The Castello Aragonese of Taranto, called Castel Sant’Angelo, is a very beautiful Renaissance castle, built on an old natural valley at the end of the small island where the old town stands. Its current appearance is that given during the Aragonese period. The castle was erected on the site of a previous defensive structure, whose oldest architectural stage is Byzantine. Thanks to 13th-century archive documents, it is possible to recreate its Medieval appearance: a fortress with quadrangular towers designed for machicolation-based defense, i.e. the throwing of arrows or other material from the narrow embrasures opening along the bastions.
In the second half of the 15th century, when technologies of warfare had completely transformed the way of fighting and the defense methods thanks to the wide use of artillery and guns, the Castle proved inadequate and so it was necessary to change its architectural features.
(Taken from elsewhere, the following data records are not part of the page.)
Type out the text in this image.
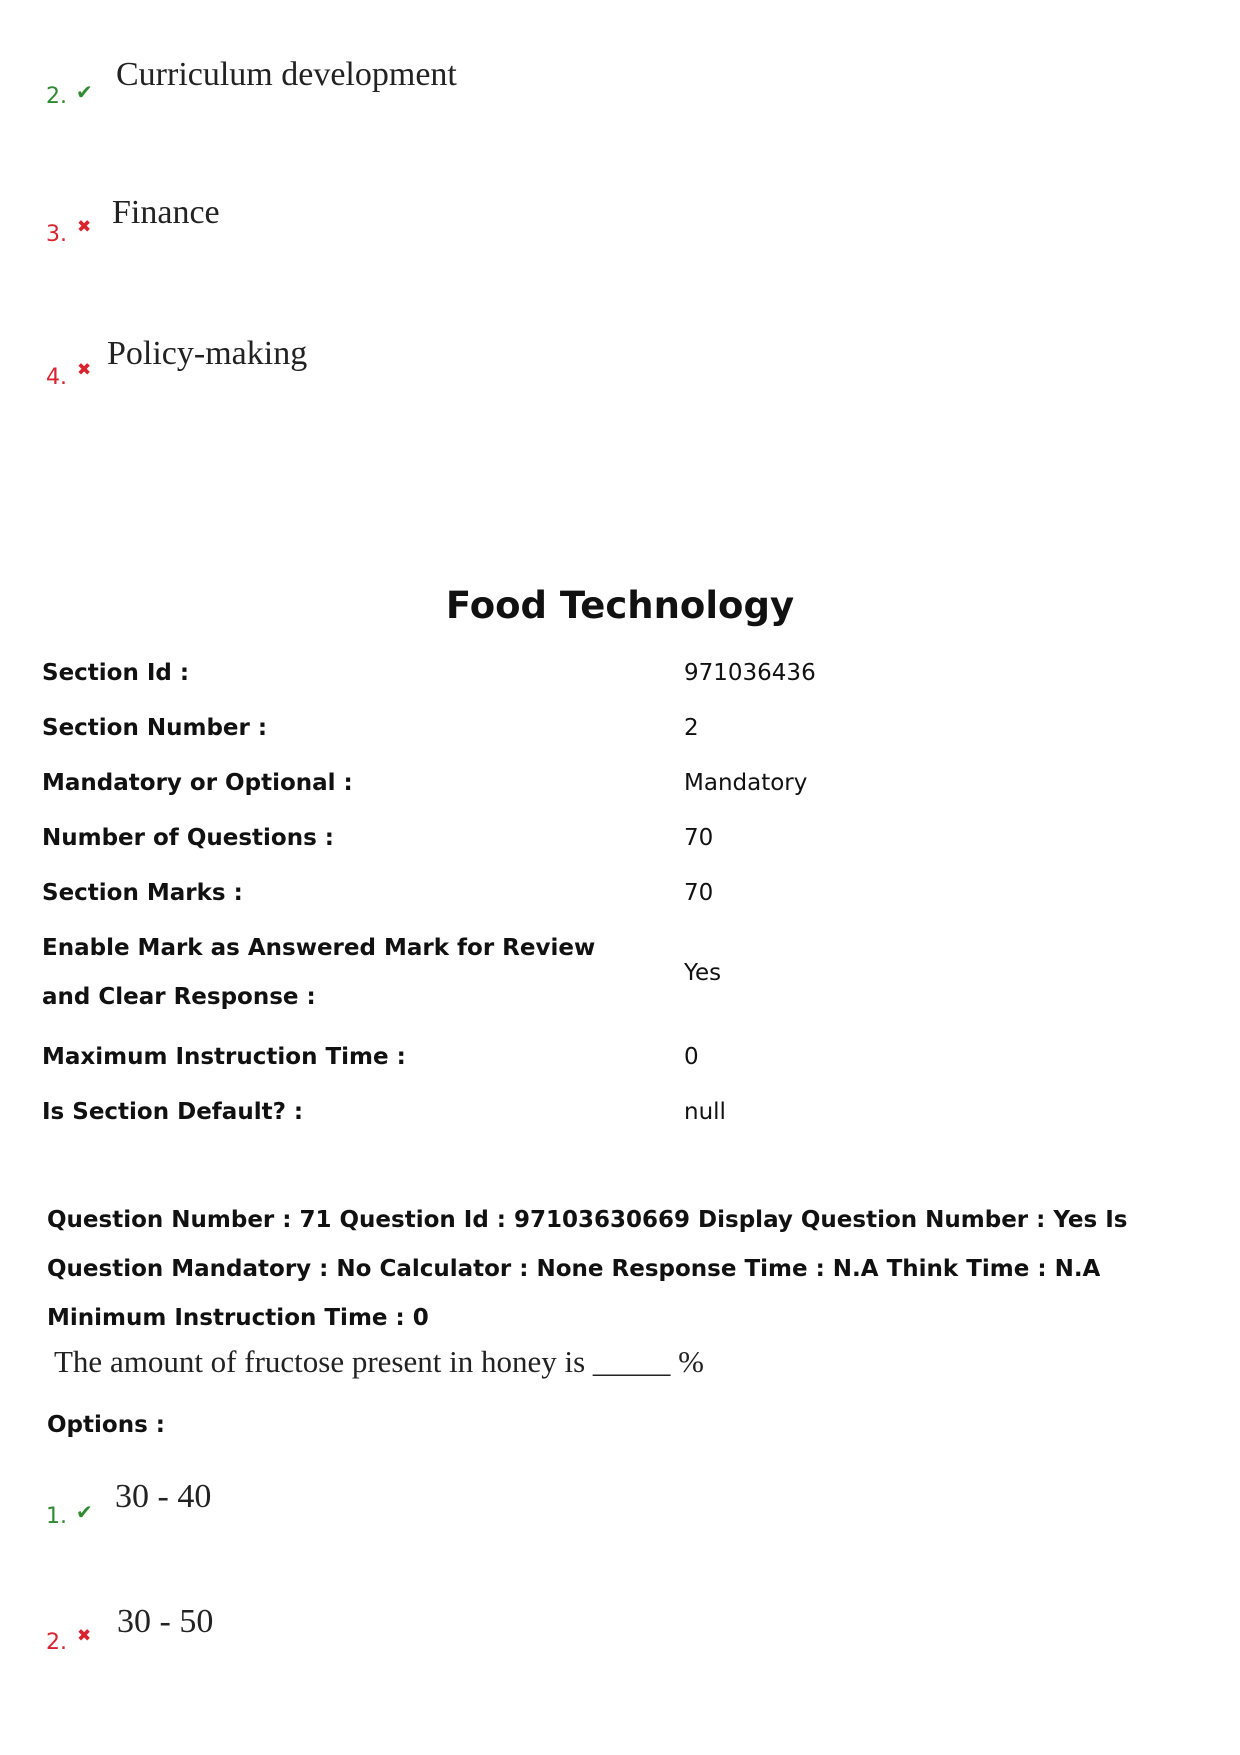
2. ✔ Curriculum development
3. ✖ Finance
4. ✖ Policy-making
Food Technology
Section Id :	971036436
Section Number :	2
Mandatory or Optional :	Mandatory
Number of Questions :	70
Section Marks :	70
Enable Mark as Answered Mark for Review and Clear Response :
Yes
Maximum Instruction Time :	0
Is Section Default? :	null
Question Number : 71 Question Id : 97103630669 Display Question Number : Yes Is Question Mandatory : No Calculator : None Response Time : N.A Think Time : N.A Minimum Instruction Time : 0
The amount of fructose present in honey is _____ %
Options :
1. ✔ 30 - 40
2. ✖ 30 - 50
It seems now clear that the great architect Francesco di Giorgio Martini produced the designs of the new plan of Taranto’s castle. Its architecture is grounded on exact geometric and mathematical rules, which recall the Sienese architect’s purely Renaissance culture: four cylindrical fortified towers are connected by means of wide and elegant curtains that form a quadrilateral. Over the centuries, the Renaissance structure has been modified, adding new defensive structures and enlarging the moat area. Finally, the castle was further altered in the last century, to turn it into a prison and allow for the construction of the ponte girevole (swing bridge) that connects the new town to the old town of Taranto. Since 1887 it has been home to the Italian Navy, which is currently ensuring free daily guided tours inside the Castle.